Paulsen detailed how HD Supply’s supply chain leadership team has developed contingency plans to allow for continued customer deliveries in the event one of the company’s local market distribution centers is impacted by a material outbreak of the coronavirus. Local delivery teams are working with HD Supply customers to customize delivery and drop-off procedures that best fit their needs.
“Our category management, global sourcing and supply chain teams have partnered with our supplier community and currently expect minimal disruptions to product availability for our proprietary brand products sourced from China,” Paulsen added.
And while HD said COVID-19 hasn’t caused disruptions yet, Paulsen said HD will experience shot-term supply issues for select hand sanitizer, cleaning chemicals, safety gloves and protective mask items due to the unprecedented spike in demand experienced in recent weeks.
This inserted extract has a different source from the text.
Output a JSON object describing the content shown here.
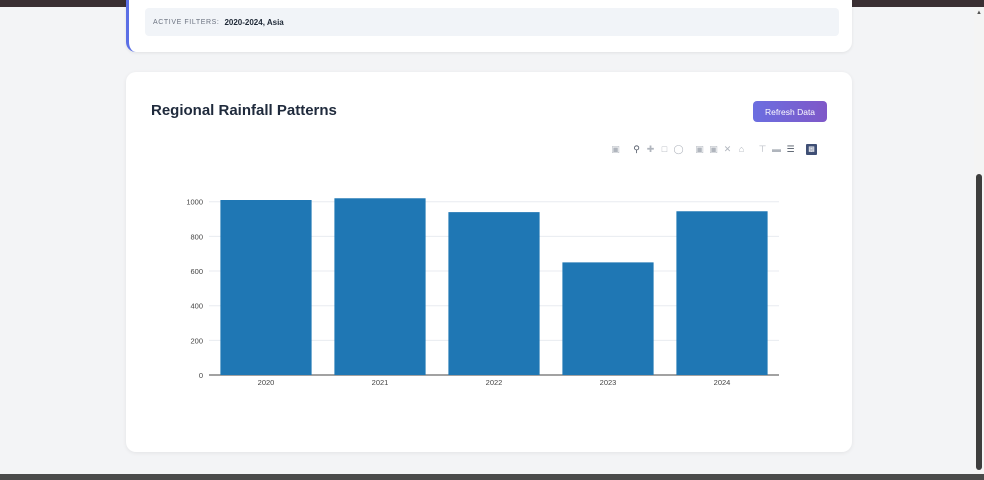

On the construction side of the business, HD Supply chairman and CEO Joe DeAngelo told analysts that the company has not seen any significant construction jobs pulled as a result of COVID-19. “We are just starting to see some slowdown or delayed as a result of some of the government actions taken to curb commercial activity, but these jobs haven’t been canceled, they have been delayed,” DeAngelo said.
“On the Construction & Industrial side, (it can) certainly be impacted by government actions on when we can work and when we can't,” added Evan Levitt, HD’s senior vice president, chief financial officer and chief administrative officer. “There is a lot of project activity occurring right now. Some of these are long-term projects, multi-year projects, difficult to turn off and walk away from and they can’t be delayed. So, we have to see how that plays out.”
One analyst noted that many people think the US is headed into a recession for at least the next two economic quarters, and asked how the company expects its Facilities Maintenance and Construction & Industrial sales and margins might perform. HD Supply didn’t provide sales guidance in its earnings report due to the uncertainty with the markets regarding COVID-19, but Levitt did share some perspective.
“Certainly, the leadership team for both businesses have been through a recession before and are prepared to take the actions necessary to navigate a recession, to gain share through any recession and to take advantage of any M&A opportunities during a recession,” he said. “Recession is often an area where we can gain share and grow our business in the subsequent recovery.
So, we're not certainly, we're not scared of a recession, but we're prepared for a recession if one were to occur, although I would say, we're not ready to call it a recession. Certainly, we think there will be a bit of a pause here in certain economic activity as we get through this crisis. Whether that leads to a recession or not, we’ll see.”